As delirious as this declaration might appear, that is
how present life maintains its old atmosphere of
debauchery, anarchy, disorder, delirium, dysfunction,
chronic madness, bourgeois inertia, psychic anomaly (for
it is not man but the world that has become abnormal),
deliberate dishonesty and extraordinary hypocrisy, a filthy
contempt for everything that shows breeding,
demand for a system entirely based on the execution
of a primitive injustice,
organized crime, in a word.
All is going badly right now because the sick
consciousness has vested interest not to come out of its
sickness.
That is how corrupt society invented psychiatry to
defend itself against the investigations of certain superior
lucidities whose faculties of divination were impeding it.
Gérard de Nerval was not mad, but he was accused
of being mad in order to discredit essential
revelations he was about to make,
and on top of being accused, he was hit on the head,
physically hit on the head one night so that he would lose
all memory of the monstrous facts he was about to reveal
and which, after that blow, pushed back inside him onto
the supernatural plane, because all society, secretly
conspiring against his consciousness, was at that time
strong enough to make him forget their reality.

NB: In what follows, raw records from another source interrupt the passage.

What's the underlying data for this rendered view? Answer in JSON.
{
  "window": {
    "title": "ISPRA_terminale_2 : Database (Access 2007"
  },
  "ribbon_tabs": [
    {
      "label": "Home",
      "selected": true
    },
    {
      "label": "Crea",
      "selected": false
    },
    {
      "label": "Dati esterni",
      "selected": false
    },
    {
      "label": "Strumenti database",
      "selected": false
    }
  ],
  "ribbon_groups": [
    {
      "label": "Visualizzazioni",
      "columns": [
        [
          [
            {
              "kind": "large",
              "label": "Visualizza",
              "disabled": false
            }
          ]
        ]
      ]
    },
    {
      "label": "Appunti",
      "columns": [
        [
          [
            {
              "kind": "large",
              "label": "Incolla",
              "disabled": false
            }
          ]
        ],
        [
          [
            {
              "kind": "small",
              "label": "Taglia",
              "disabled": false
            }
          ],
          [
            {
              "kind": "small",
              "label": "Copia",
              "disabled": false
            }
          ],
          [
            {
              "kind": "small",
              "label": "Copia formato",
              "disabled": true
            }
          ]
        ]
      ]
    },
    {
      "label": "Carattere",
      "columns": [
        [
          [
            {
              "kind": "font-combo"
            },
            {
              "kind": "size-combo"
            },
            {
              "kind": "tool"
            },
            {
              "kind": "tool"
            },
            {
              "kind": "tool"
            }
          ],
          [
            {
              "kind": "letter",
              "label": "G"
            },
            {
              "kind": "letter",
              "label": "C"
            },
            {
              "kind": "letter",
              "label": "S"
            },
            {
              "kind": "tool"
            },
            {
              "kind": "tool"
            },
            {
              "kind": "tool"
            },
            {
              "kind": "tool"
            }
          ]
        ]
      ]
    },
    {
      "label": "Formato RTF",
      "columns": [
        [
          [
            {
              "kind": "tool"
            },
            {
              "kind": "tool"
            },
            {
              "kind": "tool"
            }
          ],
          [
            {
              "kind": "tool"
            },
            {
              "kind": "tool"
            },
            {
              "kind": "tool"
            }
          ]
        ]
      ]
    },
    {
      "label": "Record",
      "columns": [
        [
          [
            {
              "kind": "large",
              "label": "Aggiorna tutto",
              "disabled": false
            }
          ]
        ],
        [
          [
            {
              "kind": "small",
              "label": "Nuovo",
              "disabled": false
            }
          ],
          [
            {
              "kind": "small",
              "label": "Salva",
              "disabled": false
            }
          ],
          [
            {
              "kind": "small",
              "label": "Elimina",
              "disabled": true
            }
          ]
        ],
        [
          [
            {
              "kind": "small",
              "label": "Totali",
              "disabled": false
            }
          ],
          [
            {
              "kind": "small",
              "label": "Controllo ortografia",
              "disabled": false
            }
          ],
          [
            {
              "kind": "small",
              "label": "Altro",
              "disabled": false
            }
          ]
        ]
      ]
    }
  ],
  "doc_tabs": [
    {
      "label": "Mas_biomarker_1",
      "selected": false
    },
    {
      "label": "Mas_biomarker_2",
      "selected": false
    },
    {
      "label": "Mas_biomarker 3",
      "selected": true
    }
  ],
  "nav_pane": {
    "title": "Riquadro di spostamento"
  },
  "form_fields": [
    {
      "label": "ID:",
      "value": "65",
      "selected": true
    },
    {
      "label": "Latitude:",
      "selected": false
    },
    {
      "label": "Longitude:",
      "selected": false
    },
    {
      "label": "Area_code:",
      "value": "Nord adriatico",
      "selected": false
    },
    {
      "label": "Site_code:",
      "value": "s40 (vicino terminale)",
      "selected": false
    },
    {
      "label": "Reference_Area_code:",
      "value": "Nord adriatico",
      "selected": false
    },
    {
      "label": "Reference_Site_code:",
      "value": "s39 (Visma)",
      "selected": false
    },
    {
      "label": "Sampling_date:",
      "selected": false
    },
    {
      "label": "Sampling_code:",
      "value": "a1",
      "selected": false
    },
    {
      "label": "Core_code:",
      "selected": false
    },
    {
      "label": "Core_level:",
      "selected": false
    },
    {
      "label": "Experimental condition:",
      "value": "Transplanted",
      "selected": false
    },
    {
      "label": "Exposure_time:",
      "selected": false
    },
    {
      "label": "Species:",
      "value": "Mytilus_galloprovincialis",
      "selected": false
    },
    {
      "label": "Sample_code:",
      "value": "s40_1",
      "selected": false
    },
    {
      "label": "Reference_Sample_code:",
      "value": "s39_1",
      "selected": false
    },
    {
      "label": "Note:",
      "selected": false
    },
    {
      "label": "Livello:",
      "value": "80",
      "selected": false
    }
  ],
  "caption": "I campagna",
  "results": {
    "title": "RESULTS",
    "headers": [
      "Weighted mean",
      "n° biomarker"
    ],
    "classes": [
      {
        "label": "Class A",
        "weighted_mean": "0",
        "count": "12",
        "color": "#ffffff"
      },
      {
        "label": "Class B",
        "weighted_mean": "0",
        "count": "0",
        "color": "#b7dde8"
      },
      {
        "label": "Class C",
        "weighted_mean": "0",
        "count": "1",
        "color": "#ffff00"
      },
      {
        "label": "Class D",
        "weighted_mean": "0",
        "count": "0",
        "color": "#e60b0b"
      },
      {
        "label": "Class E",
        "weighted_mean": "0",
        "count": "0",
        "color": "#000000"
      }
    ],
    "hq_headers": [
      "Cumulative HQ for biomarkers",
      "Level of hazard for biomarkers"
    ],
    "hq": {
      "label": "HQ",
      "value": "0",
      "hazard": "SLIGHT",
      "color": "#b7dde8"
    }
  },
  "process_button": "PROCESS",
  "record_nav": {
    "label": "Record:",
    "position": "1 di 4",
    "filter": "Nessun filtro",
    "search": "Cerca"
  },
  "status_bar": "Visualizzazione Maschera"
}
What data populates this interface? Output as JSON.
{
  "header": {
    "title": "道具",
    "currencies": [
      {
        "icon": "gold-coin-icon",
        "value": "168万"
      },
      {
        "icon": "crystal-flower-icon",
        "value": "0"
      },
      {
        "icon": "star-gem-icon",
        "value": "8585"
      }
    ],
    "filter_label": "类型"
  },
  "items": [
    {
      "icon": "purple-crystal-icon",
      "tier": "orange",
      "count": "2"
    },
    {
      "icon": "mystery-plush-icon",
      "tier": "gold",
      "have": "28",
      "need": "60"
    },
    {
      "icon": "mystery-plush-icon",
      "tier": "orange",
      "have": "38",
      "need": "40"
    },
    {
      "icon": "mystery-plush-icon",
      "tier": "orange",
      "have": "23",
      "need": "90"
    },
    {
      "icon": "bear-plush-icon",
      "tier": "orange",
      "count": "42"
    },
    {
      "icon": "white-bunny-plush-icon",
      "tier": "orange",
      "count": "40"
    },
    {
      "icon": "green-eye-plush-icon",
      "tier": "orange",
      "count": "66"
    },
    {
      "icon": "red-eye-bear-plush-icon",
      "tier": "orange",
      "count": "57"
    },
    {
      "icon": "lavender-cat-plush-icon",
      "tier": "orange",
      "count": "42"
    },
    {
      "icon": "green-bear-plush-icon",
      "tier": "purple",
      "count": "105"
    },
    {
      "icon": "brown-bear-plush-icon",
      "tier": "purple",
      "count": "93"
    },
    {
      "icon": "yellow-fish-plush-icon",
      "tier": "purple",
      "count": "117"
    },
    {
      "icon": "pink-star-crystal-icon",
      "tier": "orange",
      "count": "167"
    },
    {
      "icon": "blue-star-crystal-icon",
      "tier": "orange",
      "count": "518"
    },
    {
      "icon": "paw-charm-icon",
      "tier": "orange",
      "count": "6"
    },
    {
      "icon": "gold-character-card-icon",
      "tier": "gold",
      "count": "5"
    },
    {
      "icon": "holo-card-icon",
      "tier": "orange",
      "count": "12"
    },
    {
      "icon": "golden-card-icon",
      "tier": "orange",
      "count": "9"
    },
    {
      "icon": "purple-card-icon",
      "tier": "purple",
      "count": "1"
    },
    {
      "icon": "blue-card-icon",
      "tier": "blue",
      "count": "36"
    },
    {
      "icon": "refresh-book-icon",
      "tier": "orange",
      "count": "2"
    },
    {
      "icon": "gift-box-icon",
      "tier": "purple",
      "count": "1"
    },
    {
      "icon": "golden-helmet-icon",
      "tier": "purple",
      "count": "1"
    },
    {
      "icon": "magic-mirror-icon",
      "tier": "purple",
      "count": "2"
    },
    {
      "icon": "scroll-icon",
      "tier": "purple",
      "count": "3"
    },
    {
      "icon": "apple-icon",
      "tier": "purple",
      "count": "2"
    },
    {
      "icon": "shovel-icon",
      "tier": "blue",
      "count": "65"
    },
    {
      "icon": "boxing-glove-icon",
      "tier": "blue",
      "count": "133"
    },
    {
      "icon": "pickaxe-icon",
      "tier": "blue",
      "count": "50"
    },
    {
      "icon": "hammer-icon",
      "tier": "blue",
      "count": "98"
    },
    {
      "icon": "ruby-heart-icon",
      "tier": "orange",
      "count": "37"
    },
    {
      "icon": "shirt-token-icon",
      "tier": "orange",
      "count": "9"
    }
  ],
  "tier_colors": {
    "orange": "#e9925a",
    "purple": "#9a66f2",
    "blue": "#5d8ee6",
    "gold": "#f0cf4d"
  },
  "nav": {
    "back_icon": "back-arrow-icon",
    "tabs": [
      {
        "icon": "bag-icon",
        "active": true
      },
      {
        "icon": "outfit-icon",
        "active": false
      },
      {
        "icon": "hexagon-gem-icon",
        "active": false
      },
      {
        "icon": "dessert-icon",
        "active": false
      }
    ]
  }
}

No, Van Gogh was not mad, but his paintings were
Greek fires, atomic bombs, whose angle of vision, next to
all the other paintings that were the rage at that time,
would have been capable of seriously disturbing the larval
conformity of the Second Empire bourgeoisie and the
thugs of Thiers, Gambetta and Félix Faure, as well as
those of Napoleon III.
For Van Gogh’s painting does not attack a certain
conformity of morals, but the conformity of the
institutions themselves. Even nature, with its climates,
tides and equinoctial storms can no longer maintain the
same gravitation after Van Gogh’s passage on earth.
The institutions disintegrate even more on the social
level and medicine, declaring Van Gogh mad, passes for
an unusable and spoilt cadaver.
Faced with the lucidity of a working Van Gogh,
psychiatry is no more than a hovel of gorillas, themselves
obsessed and persecuted, and who only have ridiculous
terminology to palliate the most frightening states of
human anguish and suffocation,
the worthy product of their corrupted brains.
There is not one psychiatrist, in fact, who is not a
notorious erotomaniac.
And I do not believe the rule of inveterate
erotomania in all psychiatrists can admit any exception.
I know one who rebelled, a few years ago, at the idea
of me accusing, in their entirety, the whole group of
exalted crooks and licensed braggarts to which he
belonged.
I, Monsieur Artaud, he said, I am not an
erotomaniac, and I challenge you to show me one single
strand of evidence on which you base your accusation.
I only have to show you yourself, Doctor L. …, as
proof,
you bear the stigma on your face,
you sad despicable bastard.
You have the mug of one who inserts his sexual prey
beneath his tongue and turns it over like an almond as a
means of ridicule.
It is called making money hand over fist and
providing for a rainy day.
If in coitus you have not achieved chortling from the
glottis in a way you are used to, and gurgling at the same
time from the pharynx, the oesophagus, the urethra and
the anus,
you cannot declare yourself satisfied.
And there is in your internal organic convulsing a
certain habit you have taken, which is the embodied
testimony of a filthy debauchery,
and which you cultivate year in year out, more and
more, because socially speaking, it is not against the law,
but it is against another law where the whole injured
consciousness suffers, because, by behaving that way, you
prevent it from breathing.
You declare delirium the consciousness that works,
while, on the other hand, you strangle it with your
disgusting sexuality.
And that is precisely the plan on which the poor
Van Gogh was chaste,
chaste as a seraph or a virgin cannot be because it is
precisely them
who fomented
and originally fed the large machinery of sin.
Perhaps, Doctor L. …, in reality you come from the
race of iniquitous seraphim, but, for goodness sake, leave
men alone,
the body of Van Gogh, free from all sin, was also
free from madness that, in fact, sin alone brings about.
And I do not believe in Catholic sin,
but I do believe in erotic crime which precisely all the
geniuses of the world,
the authentic madmen of the asylums guarded
themselves against,
or if not they were not (authentic) madmen.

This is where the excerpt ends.